# Black day in New Zealand



## kiwi (Mar 15, 2019)

Today white supremacists carried out an unspeakable mass murder of muslims here. 49 are dead. This is the most horrifying thing ever to occur in this country. I have lost faith in my fellow humans. RIP. Peace and love to the victims and their families.


----------



## eds (Mar 15, 2019)

Terrible news. I can't think of a part of the world now not affected by extremist terrorists of some kind. My thoughts are with the families of all the victims and how we get back to being a more tolerant world as that seems to be slipping away from so many.


----------



## musa (Mar 15, 2019)

I heared about it in the morning News and was shocked. Victims and theír families have all my compation.
Don't lose yout faith in your fellow humans because of some crazy idiots, for humanity is the only thing that will help us!


----------



## kiwi (Mar 15, 2019)

The worst thing about this is that the people chose to come to New Zealand to carry out this act because they wanted to show that nowhere around the world is safe. So we were targeted because we are considered a safe place to live.


----------



## Wendy (Mar 15, 2019)

My heart goes out to the victims and their families. Why can’t people get along....this kind of behaviour sickens me. And with the current world situation it will probably get worse. I don’t understand the hate.


----------



## Ozpaph (Mar 15, 2019)

we grieve with you, Kiwi


----------



## Tom-DE (Mar 15, 2019)

kiwi said:


> The worst thing about this is that the people chose to come to New Zealand to carry out this act because they wanted to show that nowhere around the world is safe. So we were targeted because we are considered a safe place to live.

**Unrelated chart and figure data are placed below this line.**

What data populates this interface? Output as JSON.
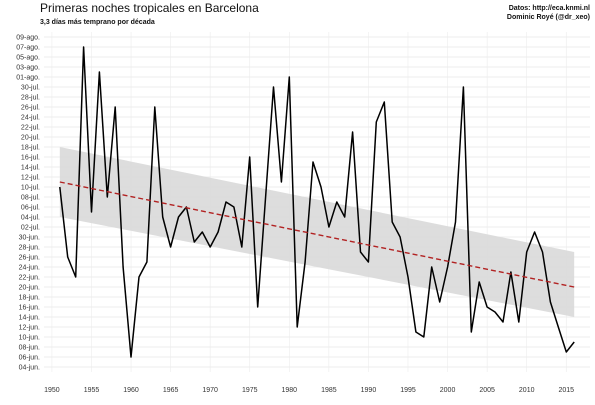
{
  "chart_data": {
    "type": "line",
    "title": "Primeras noches tropicales en Barcelona",
    "subtitle": "3,3 días más temprano por década",
    "source_line1": "Datos: http://eca.knmi.nl",
    "source_line2": "Dominic Royé (@dr_xeo)",
    "xlabel": "",
    "ylabel": "",
    "x_ticks": [
      1950,
      1955,
      1960,
      1965,
      1970,
      1975,
      1980,
      1985,
      1990,
      1995,
      2000,
      2005,
      2010,
      2015
    ],
    "x_range": [
      1949,
      2018
    ],
    "y_tick_labels": [
      "04-jun.",
      "06-jun.",
      "08-jun.",
      "10-jun.",
      "12-jun.",
      "14-jun.",
      "16-jun.",
      "18-jun.",
      "20-jun.",
      "22-jun.",
      "24-jun.",
      "26-jun.",
      "28-jun.",
      "30-jun.",
      "02-jul.",
      "04-jul.",
      "06-jul.",
      "08-jul.",
      "10-jul.",
      "12-jul.",
      "14-jul.",
      "16-jul.",
      "18-jul.",
      "20-jul.",
      "22-jul.",
      "24-jul.",
      "26-jul.",
      "28-jul.",
      "30-jul.",
      "01-ago.",
      "03-ago.",
      "05-ago.",
      "07-ago.",
      "09-ago."
    ],
    "y_range": [
      "03-jun.",
      "10-ago."
    ],
    "grid": true,
    "legend": "none",
    "series": [
      {
        "line_color": "#000000",
        "x": [
          1951,
          1952,
          1953,
          1954,
          1955,
          1956,
          1957,
          1958,
          1959,
          1960,
          1961,
          1962,
          1963,
          1964,
          1965,
          1966,
          1967,
          1968,
          1969,
          1970,
          1971,
          1972,
          1973,
          1974,
          1975,
          1976,
          1977,
          1978,
          1979,
          1980,
          1981,
          1982,
          1983,
          1984,
          1985,
          1986,
          1987,
          1988,
          1989,
          1990,
          1991,
          1992,
          1993,
          1994,
          1995,
          1996,
          1997,
          1998,
          1999,
          2000,
          2001,
          2002,
          2003,
          2004,
          2005,
          2006,
          2007,
          2008,
          2009,
          2010,
          2011,
          2012,
          2013,
          2014,
          2015,
          2016
        ],
        "y": [
          "10-jul.",
          "26-jun.",
          "22-jun.",
          "07-ago.",
          "05-jul.",
          "02-ago.",
          "08-jul.",
          "26-jul.",
          "24-jun.",
          "06-jun.",
          "22-jun.",
          "25-jun.",
          "26-jul.",
          "04-jul.",
          "28-jun.",
          "04-jul.",
          "06-jul.",
          "29-jun.",
          "01-jul.",
          "28-jun.",
          "01-jul.",
          "07-jul.",
          "06-jul.",
          "28-jun.",
          "16-jul.",
          "16-jun.",
          "08-jul.",
          "30-jul.",
          "11-jul.",
          "01-ago.",
          "12-jun.",
          "25-jun.",
          "15-jul.",
          "10-jul.",
          "02-jul.",
          "07-jul.",
          "04-jul.",
          "21-jul.",
          "27-jun.",
          "25-jun.",
          "23-jul.",
          "27-jul.",
          "03-jul.",
          "30-jun.",
          "22-jun.",
          "11-jun.",
          "10-jun.",
          "24-jun.",
          "17-jun.",
          "24-jun.",
          "03-jul.",
          "30-jul.",
          "11-jun.",
          "21-jun.",
          "16-jun.",
          "15-jun.",
          "13-jun.",
          "23-jun.",
          "13-jun.",
          "27-jun.",
          "01-jul.",
          "27-jun.",
          "17-jun.",
          "12-jun.",
          "07-jun.",
          "09-jun."
        ]
      }
    ],
    "trend": {
      "line_color": "#b22222",
      "style": "dashed",
      "x": [
        1951,
        2016
      ],
      "y": [
        "11-jul.",
        "20-jun."
      ],
      "band_color": "#d9d9d9",
      "band_x": [
        1951,
        2016
      ],
      "band_lower": [
        "04-jul.",
        "14-jun."
      ],
      "band_upper": [
        "18-jul.",
        "27-jun."
      ]
    }
  }
}
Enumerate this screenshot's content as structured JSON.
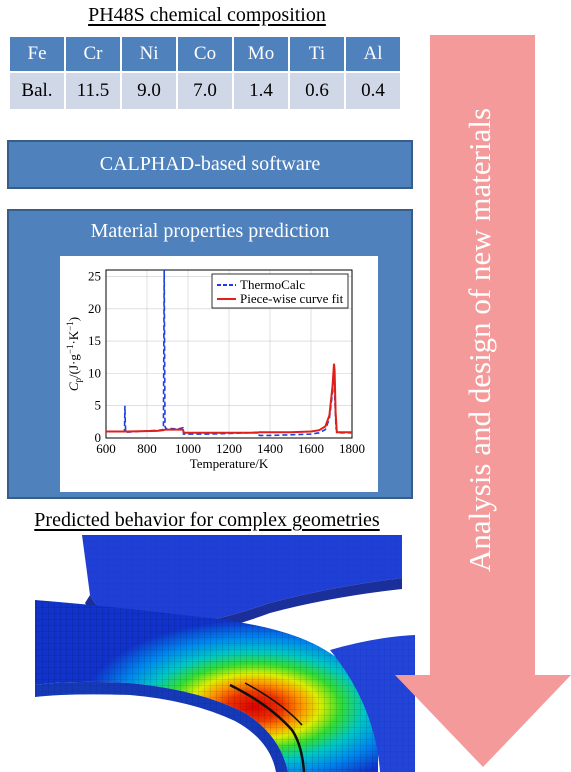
{
  "composition": {
    "title": "PH48S chemical composition",
    "elements": [
      "Fe",
      "Cr",
      "Ni",
      "Co",
      "Mo",
      "Ti",
      "Al"
    ],
    "values": [
      "Bal.",
      "11.5",
      "9.0",
      "7.0",
      "1.4",
      "0.6",
      "0.4"
    ],
    "header_color": "#4f81bd",
    "row_color": "#d0d8e8"
  },
  "calphad_label": "CALPHAD-based software",
  "properties": {
    "title": "Material properties prediction"
  },
  "chart_data": {
    "type": "line",
    "xlabel": "Temperature/K",
    "ylabel_main": "C",
    "ylabel_sub": "p",
    "ylabel_units": "/(J·g",
    "ylabel_sup1": "−1",
    "ylabel_mid": "·K",
    "ylabel_sup2": "−1",
    "ylabel_end": ")",
    "xlim": [
      600,
      1800
    ],
    "ylim": [
      0,
      26
    ],
    "x_ticks": [
      "600",
      "800",
      "1000",
      "1200",
      "1400",
      "1600",
      "1800"
    ],
    "y_ticks": [
      "0",
      "5",
      "10",
      "15",
      "20",
      "25"
    ],
    "legend_position": "top-right",
    "series": [
      {
        "name": "ThermoCalc",
        "color": "#1f3fdc",
        "style": "dashed",
        "x": [
          600,
          690,
          692,
          694,
          696,
          700,
          800,
          860,
          880,
          884,
          886,
          888,
          892,
          900,
          950,
          975,
          978,
          1000,
          1100,
          1200,
          1300,
          1340,
          1345,
          1350,
          1400,
          1500,
          1600,
          1640,
          1670,
          1690,
          1705,
          1712,
          1716,
          1722,
          1730,
          1800
        ],
        "y": [
          1.0,
          1.0,
          5.0,
          2.5,
          0.9,
          0.9,
          1.1,
          1.2,
          1.3,
          26.0,
          14.0,
          1.8,
          1.4,
          1.5,
          1.4,
          1.6,
          0.6,
          0.6,
          0.6,
          0.7,
          0.8,
          0.9,
          0.5,
          0.4,
          0.4,
          0.5,
          0.6,
          0.8,
          1.3,
          3.0,
          7.0,
          11.0,
          6.0,
          1.5,
          0.8,
          0.8
        ]
      },
      {
        "name": "Piece-wise curve fit",
        "color": "#e0201a",
        "style": "solid",
        "x": [
          600,
          685,
          700,
          850,
          880,
          890,
          975,
          980,
          1100,
          1200,
          1340,
          1345,
          1500,
          1600,
          1640,
          1670,
          1690,
          1705,
          1712,
          1715,
          1720,
          1726,
          1800
        ],
        "y": [
          1.0,
          1.0,
          1.0,
          1.1,
          1.2,
          1.3,
          1.3,
          0.8,
          0.8,
          0.8,
          0.8,
          0.9,
          0.9,
          1.0,
          1.2,
          1.8,
          3.5,
          8.0,
          11.5,
          10.5,
          4.0,
          0.9,
          0.9
        ]
      }
    ]
  },
  "geometry": {
    "title": "Predicted behavior for complex geometries"
  },
  "arrow": {
    "label": "Analysis and design of new materials",
    "color": "#f59a9a"
  }
}
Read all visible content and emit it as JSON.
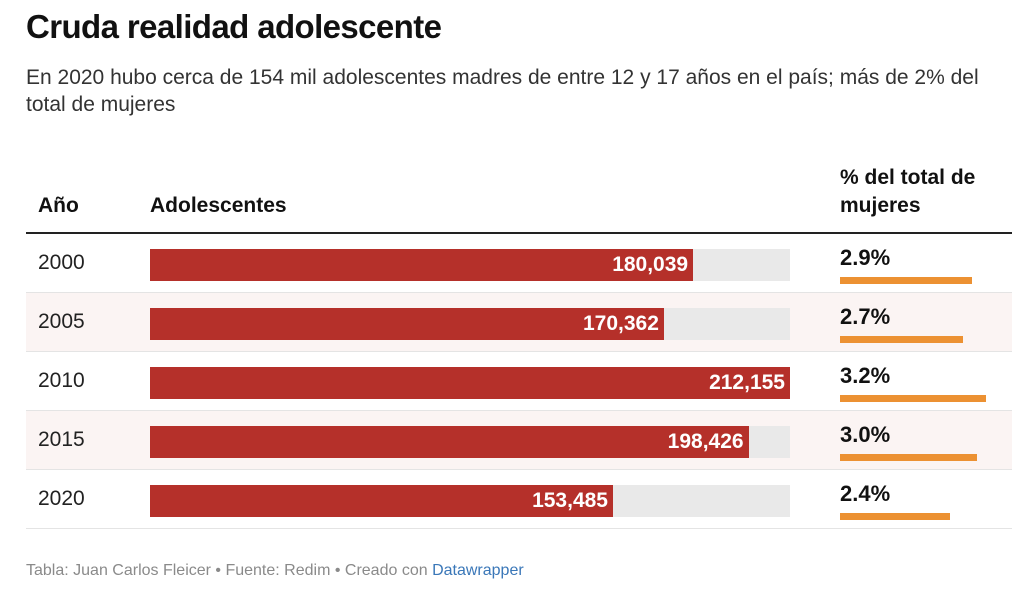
{
  "title": "Cruda realidad adolescente",
  "subtitle": "En 2020 hubo cerca de 154 mil adolescentes madres de entre 12 y 17 años en el país; más de 2% del total de mujeres",
  "columns": {
    "year": "Año",
    "adolescents": "Adolescentes",
    "percent": "% del total de mujeres"
  },
  "colors": {
    "bar": "#b5302a",
    "bar_track": "#e9e9e9",
    "percent_bar": "#ec9132"
  },
  "chart_data": {
    "type": "table",
    "columns": [
      "Año",
      "Adolescentes",
      "% del total de mujeres"
    ],
    "rows": [
      {
        "year": "2000",
        "adolescents": 180039,
        "adolescents_label": "180,039",
        "percent": 2.9,
        "percent_label": "2.9%"
      },
      {
        "year": "2005",
        "adolescents": 170362,
        "adolescents_label": "170,362",
        "percent": 2.7,
        "percent_label": "2.7%"
      },
      {
        "year": "2010",
        "adolescents": 212155,
        "adolescents_label": "212,155",
        "percent": 3.2,
        "percent_label": "3.2%"
      },
      {
        "year": "2015",
        "adolescents": 198426,
        "adolescents_label": "198,426",
        "percent": 3.0,
        "percent_label": "3.0%"
      },
      {
        "year": "2020",
        "adolescents": 153485,
        "adolescents_label": "153,485",
        "percent": 2.4,
        "percent_label": "2.4%"
      }
    ],
    "adolescents_max": 212155,
    "percent_max": 3.2
  },
  "footer": {
    "text": "Tabla: Juan Carlos Fleicer  • Fuente: Redim • Creado con ",
    "link": "Datawrapper"
  }
}
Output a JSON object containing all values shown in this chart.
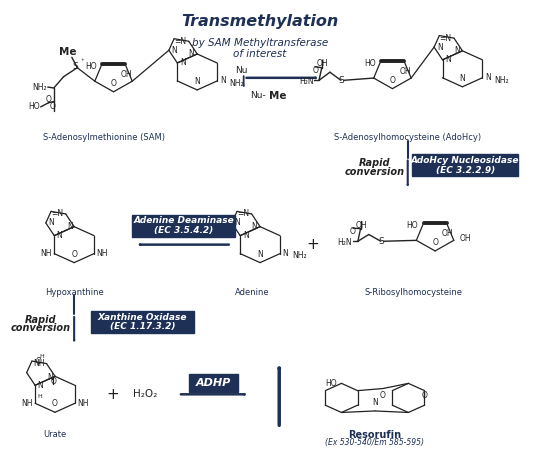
{
  "bg_color": "#ffffff",
  "dark_blue": "#1e3055",
  "bk": "#222222",
  "fig_width": 5.52,
  "fig_height": 4.55,
  "dpi": 100,
  "title": "Transmethylation",
  "sub1": "by SAM Methyltransferase",
  "sub2": "of interest",
  "sam_label": "S-Adenosylmethionine (SAM)",
  "adohcy_label": "S-Adenosylhomocysteine (AdoHcy)",
  "nuc_box1": "AdoHcy Nucleosidase",
  "nuc_box2": "(EC 3.2.2.9)",
  "rapid1a": "Rapid",
  "rapid1b": "conversion",
  "ade_box1": "Adenine Deaminase",
  "ade_box2": "(EC 3.5.4.2)",
  "hypo_label": "Hypoxanthine",
  "adenine_label": "Adenine",
  "srib_label": "S-Ribosylhomocysteine",
  "rapid2a": "Rapid",
  "rapid2b": "conversion",
  "xan_box1": "Xanthine Oxidase",
  "xan_box2": "(EC 1.17.3.2)",
  "urate_label": "Urate",
  "adhp_label": "ADHP",
  "resoru_label": "Resorufin",
  "resoru_sub": "(Ex 530-540/Em 585-595)"
}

I agree that is the worse thing!

NZ is a great country and I hope I will visit it someday soon. God bless!


----------



## ehanes7612 (Mar 16, 2019)

Best thing to do is support entities like Southern Poverty Law Center. They track hate groups and their activities. Don't allow these groups/individuals to have a platform for their hate. Drown out their voices any chance you get with your own voice.


----------



## abax (Mar 16, 2019)

I hardly know what to say, except that I'm so sorry for both the nation
and the individuals. The world is full of fools with a grudge...and too
many guns.


----------



## Berthold (Mar 17, 2019)

I am very sorry but hopelessly lost extremist of religions exist on both sides


----------



## ehanes7612 (Mar 18, 2019)

Berthold said:


> I am very sorry but hopelessly lost extremist of religions exist on both sides



Southern Poverty Law Center tracks all extremist groups


----------



## Berthold (Mar 19, 2019)

ehanes7612 said:


> Southern Poverty Law Center tracks all extremist groups


But religion influenza on human beings is stronger

"After the mosque attacks in New Zealand, the terrorist militia Islamic State (IS) announced retaliation. The "leaders of the infidels" had shed only the crocodile tears on the victims of the "massacre" said IS spokesman Abu al-Hassan al-Muhadschir in an audio message. However, the killing scenes from the two mosques spurred IS supporters to avenge their religion and their fellow believers."


----------